Oberon’s attention seemed to return to the scene at hand, even as I was popping the button from foot to foot to elbow to forehead.
He stood. “Enough!” Oberon waved off the guards. I caught the button and tucked it into my belt.
The shadow king was furious but seemed to have no idea how to vent his wrath. He did not know who I was, but he suspected what I was, and I could see there was doubt, if not fear, in his eyes.
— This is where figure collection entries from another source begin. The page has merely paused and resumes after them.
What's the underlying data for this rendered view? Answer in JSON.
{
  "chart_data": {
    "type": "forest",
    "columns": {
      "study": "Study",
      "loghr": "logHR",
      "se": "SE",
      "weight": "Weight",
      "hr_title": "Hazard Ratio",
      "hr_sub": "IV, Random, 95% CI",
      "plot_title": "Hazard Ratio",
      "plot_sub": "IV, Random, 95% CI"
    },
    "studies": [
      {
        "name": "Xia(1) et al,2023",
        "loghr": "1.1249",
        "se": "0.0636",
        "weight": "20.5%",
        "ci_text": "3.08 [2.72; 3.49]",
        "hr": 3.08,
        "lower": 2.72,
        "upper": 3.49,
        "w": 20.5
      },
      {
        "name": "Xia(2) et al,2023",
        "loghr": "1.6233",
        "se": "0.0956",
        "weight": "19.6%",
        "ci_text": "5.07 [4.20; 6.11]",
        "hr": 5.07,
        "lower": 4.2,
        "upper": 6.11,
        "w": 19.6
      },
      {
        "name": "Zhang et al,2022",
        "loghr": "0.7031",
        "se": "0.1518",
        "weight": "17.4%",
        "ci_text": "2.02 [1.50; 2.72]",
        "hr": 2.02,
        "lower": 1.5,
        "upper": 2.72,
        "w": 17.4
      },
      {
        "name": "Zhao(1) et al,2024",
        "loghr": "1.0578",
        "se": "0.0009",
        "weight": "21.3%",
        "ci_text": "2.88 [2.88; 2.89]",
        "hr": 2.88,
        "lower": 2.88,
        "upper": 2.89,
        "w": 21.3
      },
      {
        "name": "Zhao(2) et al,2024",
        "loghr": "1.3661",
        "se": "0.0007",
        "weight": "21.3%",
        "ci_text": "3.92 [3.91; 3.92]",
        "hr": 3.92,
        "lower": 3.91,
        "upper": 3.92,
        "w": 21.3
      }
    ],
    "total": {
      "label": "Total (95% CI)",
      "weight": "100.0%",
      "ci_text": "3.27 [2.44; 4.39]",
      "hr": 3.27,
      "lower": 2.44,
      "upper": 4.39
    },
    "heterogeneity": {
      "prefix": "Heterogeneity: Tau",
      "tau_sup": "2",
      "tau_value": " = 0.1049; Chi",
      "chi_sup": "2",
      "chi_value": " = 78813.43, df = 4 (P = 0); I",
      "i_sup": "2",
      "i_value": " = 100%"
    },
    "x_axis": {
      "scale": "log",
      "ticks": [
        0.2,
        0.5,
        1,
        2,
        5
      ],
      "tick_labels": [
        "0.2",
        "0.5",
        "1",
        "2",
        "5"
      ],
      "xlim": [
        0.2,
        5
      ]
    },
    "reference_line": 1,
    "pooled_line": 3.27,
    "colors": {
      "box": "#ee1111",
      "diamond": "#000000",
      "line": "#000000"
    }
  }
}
“There ye be,” said Cobweb.
Oberon appeared to see the fairy for the first time, standing in front of him, defiant and not a little angry herself.
“You have sticks and leaves in your hair,” he said.
“Your queen has sticks and leaves in her hair,” said Cobweb. “You live in this shining palace made of shards of midnight while your queen lives up a fucking tree in the forest. So pardon the bloody sticks in my hair, but that is the royal way, where we live.”
“Aye,” said Moth, running to the edge of the upper stage, then backing up so she could see Cobweb.
“Aye,” said Peaseblossom, who ran to the edge of the upper stage and stayed b
elow sight, no doubt wondering where everyone had gone.
Oberon looked to me, as if I might provide some guidance in how to deal with this situation. “She’s got you there, mate, the bitch does, indeed, live up a tree.”
“And she has to shag the donkey-donged chap while you have a harem of one hundred fairies,” added Cobweb, bringing Bottom reluctantly into the scene.
That seemed to yank Oberon’s attention back to the fore. He looked over the courtyard. Some of the goblins had stopped running for the towers and were watching, drifting back toward the stage. “Take the fairies to the harem. Have them washed and deloused.”
The guards moved toward Cobweb and she ran and threw herself into my arms. “Oh, save me, good Pocket!” She buried her face in my neck and whispered frantically, “Play him. Then lose him. Bring the dead goblin to the harem before dawn. Do not tell Oberon the three words.”
“I don’t know the three words,” I whispered back.
“Well don’t let him know that, you git,” she said as two of the guards pulled her away.
The guards dragged her off. Moth and Peaseblossom climbed up on the stage and followed along behind, chatting and cheerily negotiating with the guards, as they went, how much silver they would give to have their dicks sucked.
“Bottom,” I called. “With me.” I pulled the ass-man up on the stage and introduced him. “This is Nick Bottom, Majesty. He was a weaver, a mortal, before a magical misadventure with the Puck. Now he is my valet and he wears the head of an ass.”
“Enchanté,” said Bottom with a bow.
“Go keep an eye on our fairies,” I told Bottom, once I was sure Oberon had gotten a good look at him. Let the shadow king stew in jealousy’s emerald bile at the thought of his queen taking her time with the long-eared weaver. Bottom hurried out the door after Cobweb and her co-squirrels.